I have a systemd timer on the server that takes care of taking database backups on a daily basis and storing them safely outside the server (I use Backblaze B2 Cloud Storage for that). The backup is also stored as the weekly backup on the first day of each week, and as the monthly backup on the first day of the month.

It’s also good to know the potential capacity of the server, and to that end I ran some load testing and benchmarks, and applied rate limiting on the web server so that it doesn’t try to handle more than it can take. I went a step further and added support for a “degraded search” experience: under heavy load, before rejecting requests, it will accept a number of other requests in that “degraded” mode where thumbnails are not returned along with the search results.

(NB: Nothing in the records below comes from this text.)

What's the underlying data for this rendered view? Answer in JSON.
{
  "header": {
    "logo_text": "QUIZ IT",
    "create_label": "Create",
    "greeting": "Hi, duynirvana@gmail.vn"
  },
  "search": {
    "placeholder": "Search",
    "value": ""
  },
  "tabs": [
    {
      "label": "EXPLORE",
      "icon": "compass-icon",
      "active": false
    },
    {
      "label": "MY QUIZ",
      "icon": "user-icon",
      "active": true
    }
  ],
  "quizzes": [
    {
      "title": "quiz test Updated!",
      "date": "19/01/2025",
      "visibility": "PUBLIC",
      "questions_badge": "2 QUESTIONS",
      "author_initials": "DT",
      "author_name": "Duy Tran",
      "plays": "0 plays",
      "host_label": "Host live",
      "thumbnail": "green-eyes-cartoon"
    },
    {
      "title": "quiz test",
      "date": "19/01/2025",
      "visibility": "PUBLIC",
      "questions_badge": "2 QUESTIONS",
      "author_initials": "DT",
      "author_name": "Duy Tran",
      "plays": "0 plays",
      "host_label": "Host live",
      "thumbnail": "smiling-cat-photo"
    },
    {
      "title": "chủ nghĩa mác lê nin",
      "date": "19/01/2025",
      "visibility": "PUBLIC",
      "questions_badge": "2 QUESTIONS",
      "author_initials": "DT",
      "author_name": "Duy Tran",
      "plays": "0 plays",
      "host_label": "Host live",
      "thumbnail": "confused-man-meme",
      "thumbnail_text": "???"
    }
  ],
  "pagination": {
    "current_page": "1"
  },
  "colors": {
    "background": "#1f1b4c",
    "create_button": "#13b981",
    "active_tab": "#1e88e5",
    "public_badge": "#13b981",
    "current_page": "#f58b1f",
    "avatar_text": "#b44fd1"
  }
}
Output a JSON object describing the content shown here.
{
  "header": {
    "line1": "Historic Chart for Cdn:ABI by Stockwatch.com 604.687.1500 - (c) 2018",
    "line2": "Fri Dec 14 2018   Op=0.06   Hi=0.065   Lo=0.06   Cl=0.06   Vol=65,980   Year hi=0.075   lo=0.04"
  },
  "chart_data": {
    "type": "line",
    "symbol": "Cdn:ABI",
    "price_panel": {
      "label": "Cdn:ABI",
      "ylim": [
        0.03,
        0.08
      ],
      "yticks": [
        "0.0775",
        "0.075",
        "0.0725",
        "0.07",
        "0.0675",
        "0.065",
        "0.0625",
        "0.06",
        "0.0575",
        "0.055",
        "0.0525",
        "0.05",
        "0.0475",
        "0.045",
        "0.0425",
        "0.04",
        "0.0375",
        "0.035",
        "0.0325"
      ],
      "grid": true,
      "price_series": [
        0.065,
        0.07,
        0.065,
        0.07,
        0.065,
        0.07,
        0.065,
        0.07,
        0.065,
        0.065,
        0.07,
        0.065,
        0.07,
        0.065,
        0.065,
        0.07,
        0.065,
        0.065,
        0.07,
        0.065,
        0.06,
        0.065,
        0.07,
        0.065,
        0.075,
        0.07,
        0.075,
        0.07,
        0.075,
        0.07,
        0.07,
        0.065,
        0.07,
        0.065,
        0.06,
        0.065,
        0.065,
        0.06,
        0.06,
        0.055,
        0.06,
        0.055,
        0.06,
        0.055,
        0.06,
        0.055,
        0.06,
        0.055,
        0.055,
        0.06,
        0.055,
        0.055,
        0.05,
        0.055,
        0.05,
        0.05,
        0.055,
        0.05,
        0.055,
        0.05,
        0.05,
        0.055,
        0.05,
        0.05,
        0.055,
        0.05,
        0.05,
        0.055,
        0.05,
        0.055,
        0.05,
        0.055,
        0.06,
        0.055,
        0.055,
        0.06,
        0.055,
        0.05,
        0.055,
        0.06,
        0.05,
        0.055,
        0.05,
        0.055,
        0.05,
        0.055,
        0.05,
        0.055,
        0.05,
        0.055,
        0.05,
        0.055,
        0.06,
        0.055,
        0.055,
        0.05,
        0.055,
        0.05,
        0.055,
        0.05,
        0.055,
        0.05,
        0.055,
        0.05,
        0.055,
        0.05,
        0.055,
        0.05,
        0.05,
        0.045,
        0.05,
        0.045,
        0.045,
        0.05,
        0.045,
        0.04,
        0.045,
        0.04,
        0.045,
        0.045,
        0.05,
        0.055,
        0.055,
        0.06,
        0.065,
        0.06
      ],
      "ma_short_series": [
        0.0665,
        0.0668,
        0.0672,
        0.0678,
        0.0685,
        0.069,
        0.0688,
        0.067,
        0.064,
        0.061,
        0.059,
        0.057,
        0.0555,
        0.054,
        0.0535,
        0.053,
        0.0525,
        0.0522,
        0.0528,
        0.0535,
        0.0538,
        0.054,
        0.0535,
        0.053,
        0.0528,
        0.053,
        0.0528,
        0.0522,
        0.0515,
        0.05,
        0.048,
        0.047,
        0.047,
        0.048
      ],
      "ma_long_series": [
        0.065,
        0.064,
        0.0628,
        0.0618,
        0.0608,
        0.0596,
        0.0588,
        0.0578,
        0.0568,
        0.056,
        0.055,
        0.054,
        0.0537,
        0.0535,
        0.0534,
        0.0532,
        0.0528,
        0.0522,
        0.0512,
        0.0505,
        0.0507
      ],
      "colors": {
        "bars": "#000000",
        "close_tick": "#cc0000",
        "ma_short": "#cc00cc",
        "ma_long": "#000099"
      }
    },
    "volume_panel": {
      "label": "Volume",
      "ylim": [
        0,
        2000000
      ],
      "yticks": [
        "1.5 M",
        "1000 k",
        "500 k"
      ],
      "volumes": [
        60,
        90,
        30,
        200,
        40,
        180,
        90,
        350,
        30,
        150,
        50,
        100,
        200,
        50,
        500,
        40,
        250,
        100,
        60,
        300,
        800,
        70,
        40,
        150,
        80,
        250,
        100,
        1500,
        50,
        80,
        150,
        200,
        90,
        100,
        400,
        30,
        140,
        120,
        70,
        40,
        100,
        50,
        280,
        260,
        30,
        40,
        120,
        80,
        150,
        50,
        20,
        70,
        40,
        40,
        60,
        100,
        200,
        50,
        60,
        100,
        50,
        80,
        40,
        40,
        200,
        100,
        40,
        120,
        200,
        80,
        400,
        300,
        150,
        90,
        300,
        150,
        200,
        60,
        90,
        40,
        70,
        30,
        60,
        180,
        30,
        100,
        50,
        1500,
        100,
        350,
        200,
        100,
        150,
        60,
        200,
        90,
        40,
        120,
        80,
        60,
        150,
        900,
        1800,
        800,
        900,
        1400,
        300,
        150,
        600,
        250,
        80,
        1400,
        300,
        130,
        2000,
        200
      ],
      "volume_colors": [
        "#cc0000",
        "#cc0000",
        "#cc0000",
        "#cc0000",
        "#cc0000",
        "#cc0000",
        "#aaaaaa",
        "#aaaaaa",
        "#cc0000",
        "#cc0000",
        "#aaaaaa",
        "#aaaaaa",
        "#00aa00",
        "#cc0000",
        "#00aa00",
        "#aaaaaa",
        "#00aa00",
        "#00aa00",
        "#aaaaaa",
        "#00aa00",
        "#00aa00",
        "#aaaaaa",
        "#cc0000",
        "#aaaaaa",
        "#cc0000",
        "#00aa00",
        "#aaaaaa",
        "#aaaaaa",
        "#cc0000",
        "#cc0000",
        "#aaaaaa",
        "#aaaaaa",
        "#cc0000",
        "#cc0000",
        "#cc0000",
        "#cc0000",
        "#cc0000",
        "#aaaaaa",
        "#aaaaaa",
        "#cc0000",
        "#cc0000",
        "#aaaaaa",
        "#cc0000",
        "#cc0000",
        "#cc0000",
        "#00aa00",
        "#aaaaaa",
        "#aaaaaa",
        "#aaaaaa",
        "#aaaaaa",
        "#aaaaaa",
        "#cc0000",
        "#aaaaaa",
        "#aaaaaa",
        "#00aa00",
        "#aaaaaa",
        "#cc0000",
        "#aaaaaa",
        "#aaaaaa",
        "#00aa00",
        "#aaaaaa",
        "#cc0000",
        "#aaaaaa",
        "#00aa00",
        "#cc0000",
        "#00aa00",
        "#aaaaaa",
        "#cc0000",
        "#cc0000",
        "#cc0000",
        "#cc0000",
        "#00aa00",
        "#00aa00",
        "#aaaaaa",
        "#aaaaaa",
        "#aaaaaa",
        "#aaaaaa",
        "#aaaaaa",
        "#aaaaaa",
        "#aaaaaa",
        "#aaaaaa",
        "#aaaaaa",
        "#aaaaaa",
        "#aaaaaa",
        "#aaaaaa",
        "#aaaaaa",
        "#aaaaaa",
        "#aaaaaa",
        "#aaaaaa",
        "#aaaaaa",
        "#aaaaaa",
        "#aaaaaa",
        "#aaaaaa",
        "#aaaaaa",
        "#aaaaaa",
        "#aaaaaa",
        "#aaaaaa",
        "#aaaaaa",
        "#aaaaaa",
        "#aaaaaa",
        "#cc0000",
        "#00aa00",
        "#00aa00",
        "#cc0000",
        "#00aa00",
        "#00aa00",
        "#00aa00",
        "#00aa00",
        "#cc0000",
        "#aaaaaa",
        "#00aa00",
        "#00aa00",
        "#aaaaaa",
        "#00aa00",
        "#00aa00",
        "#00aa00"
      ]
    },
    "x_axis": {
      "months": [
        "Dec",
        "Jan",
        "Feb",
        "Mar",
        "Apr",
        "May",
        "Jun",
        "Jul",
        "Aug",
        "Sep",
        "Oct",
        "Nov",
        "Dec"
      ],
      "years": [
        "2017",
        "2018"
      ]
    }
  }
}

I have started many, many, many side-projects in my life, and abandoned a lot of them at various stage of completion, chasing the next interesting thing to work on. I’m pleasantly surprised at how quickly I managed to bring this one - a pretty ambitious one I must add - to “completion” (of course it’s never really “done”, I have lots of ideas for future evolution).

YMMV and the details may differ, but for me at least, I’m absolutely convinced that the fact that I used a small, simple and easy to grasp infrastructure and architecture, coupled with a fun tech stack that I felt good coming back to even when there were hard problems to solve, helped me get to launch.